Reagindo à proibição do Partido Comunista da Ucrânia, o gabinete de imprensa do PCP divulgou uma nota na qual o Partido «expressa o mais firme repúdio pela decisão do Tribunal Administrativo de Kiev» e solidariza-se «com os militantes e simpatizantes do PCU e todas as forças democráticas e antifascistas que neste País resistem ao criminoso e desastroso rumo do poder oligárquico, resultante do golpe de Estado de Fevereiro de 2014».

«A inaceitável e arbitrária decisão agora anunciada insere-se na vasta campanha em curso na Ucrânia com vista a proibir a ideologia comunista, facto que vem confirmar a deriva anti-democrática neste País. Neste sentido, constituem igualmente motivo da maior preocupação a campanha de reescrita da história, branqueamento dos crimes das forças colaboracionistas com o ocupante nazi na II Guerra Mundial e a promoção de forças paramilitares de perfil neonazi», salienta ainda o PCP.

«A complacência e conivência da União Europeia, dos EUA e da NATO para com o actual poder de Kiev e a deriva fascizante na Ucrânia constitui um facto da maior gravidade«, acusa igualmente o Partido, que, «apelando à solidariedade dos democratas perante a frontal violação e repressão dos direitos e liberdades fundamentais na Ucrânia», não deixa de manifestar «confiança de que as justas aspirações à paz e justiça, e a luta organizada em defesa dos direitos dos trabalhadores e do povo ucranianos acabarão por se impor e travar o passo à agenda das forças retrógradas que hoje desprezam a dignidade e a soberania da Ucrânia».


«Democrática» Ucrânia
no regaço da UE

No mesmo dia em que um tribunal decretava a legalidade da proibição do Partido Comunista da Ucrânia, o presidente do regime golpista de Kiev garantia, em Bruxelas, a entrada em vigor, a 1 de Janeiro, do acordo de comércio livre com a UE.

Ao lado do presidente do Conselho Europeu, Donald Tusk, e do presidente da Comissão Europeia, Jean-Claude Juncker, Petro Porchenko assegurou que o país «está pronto a pagar o preço» pela «nossa liberdade e pela nossa escolha europeia». Porochenko aludia à suspensão por parte da Rússia, igualmente com efeito a partir do primeiro dia do próximo ano, de um tratado semelhante subscrito em 2011 entre Moscovo e Kiev.

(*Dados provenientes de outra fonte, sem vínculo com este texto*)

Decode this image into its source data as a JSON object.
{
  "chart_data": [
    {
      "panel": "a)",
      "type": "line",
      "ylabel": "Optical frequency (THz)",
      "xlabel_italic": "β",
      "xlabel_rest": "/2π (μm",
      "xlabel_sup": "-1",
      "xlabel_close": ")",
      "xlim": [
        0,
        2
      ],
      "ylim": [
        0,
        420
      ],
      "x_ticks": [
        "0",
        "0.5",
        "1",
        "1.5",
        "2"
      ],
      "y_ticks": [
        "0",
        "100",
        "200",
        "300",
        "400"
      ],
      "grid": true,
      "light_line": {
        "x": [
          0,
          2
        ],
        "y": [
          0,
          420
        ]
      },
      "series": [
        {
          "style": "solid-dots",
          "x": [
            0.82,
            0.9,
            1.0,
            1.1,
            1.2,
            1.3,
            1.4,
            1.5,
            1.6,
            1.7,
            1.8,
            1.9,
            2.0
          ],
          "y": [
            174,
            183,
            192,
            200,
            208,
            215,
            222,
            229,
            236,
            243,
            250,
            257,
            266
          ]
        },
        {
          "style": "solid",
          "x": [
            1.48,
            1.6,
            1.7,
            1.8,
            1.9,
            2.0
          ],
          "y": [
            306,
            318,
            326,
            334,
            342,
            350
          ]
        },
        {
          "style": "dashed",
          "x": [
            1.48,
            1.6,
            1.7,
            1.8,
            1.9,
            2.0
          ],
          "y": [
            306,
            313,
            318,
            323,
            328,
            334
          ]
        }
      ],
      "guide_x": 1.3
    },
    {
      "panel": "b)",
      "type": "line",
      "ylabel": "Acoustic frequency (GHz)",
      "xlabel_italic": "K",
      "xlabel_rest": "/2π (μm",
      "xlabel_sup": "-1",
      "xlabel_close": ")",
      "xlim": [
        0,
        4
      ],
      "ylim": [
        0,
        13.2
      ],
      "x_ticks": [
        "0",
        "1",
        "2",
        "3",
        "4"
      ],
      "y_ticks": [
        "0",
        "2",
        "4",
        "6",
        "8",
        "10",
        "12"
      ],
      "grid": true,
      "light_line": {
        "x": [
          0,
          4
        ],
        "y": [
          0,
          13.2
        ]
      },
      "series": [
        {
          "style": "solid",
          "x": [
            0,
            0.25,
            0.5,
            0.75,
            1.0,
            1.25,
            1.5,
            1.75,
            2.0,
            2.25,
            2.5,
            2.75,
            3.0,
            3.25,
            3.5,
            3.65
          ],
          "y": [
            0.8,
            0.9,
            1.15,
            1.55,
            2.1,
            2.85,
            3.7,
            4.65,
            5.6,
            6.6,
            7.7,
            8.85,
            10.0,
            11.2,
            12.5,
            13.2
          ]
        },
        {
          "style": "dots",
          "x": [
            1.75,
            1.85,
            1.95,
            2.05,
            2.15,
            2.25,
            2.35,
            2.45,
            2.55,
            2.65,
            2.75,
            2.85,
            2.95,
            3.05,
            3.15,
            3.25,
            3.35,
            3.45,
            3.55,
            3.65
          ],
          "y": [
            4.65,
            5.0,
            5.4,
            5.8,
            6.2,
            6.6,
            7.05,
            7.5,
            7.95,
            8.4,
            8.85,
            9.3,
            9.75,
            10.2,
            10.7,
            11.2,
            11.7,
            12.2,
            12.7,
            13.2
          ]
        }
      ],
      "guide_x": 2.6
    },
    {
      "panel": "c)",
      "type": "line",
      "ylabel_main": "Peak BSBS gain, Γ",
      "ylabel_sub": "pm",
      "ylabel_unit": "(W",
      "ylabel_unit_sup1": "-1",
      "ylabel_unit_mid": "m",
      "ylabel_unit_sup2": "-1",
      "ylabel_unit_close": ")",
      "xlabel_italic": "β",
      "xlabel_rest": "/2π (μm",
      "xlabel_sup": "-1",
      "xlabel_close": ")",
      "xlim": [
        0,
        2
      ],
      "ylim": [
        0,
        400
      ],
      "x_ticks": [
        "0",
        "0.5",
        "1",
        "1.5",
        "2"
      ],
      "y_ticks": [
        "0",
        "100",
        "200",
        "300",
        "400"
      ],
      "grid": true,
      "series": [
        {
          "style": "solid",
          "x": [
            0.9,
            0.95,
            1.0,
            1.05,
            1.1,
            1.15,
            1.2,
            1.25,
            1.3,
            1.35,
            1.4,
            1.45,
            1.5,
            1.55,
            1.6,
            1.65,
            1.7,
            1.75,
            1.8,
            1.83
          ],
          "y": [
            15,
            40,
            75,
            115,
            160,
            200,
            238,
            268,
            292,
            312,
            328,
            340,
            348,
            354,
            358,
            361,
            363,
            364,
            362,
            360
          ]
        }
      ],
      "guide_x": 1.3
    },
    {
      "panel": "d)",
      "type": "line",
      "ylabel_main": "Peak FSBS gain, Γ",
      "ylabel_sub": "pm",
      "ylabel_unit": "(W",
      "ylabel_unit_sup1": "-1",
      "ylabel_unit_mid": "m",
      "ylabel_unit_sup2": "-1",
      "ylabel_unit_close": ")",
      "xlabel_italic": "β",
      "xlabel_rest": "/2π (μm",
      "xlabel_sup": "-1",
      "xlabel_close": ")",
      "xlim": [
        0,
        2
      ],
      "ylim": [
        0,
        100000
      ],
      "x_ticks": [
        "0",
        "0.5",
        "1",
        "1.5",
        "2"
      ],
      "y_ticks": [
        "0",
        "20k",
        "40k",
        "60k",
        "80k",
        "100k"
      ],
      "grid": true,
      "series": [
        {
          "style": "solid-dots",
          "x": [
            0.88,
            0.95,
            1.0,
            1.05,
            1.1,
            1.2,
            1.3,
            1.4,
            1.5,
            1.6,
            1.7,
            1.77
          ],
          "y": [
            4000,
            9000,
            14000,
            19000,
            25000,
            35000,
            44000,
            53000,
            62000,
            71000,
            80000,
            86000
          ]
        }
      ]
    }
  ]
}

Donald Tusk, por seu lado, saudou os esforços da Ucrânia de «aproximação à Europa» e considerou que «a Ucrânia deve manter o caminho das reformas. E a Rússia deve mudar o seu caminho». Jean-Claude Junker, no espírito democrático reinante, sentenciou que o acordo entre a UE e a Ucrânia «entrará em vigor e não pode ser alterado, nem direta nem indiretamente».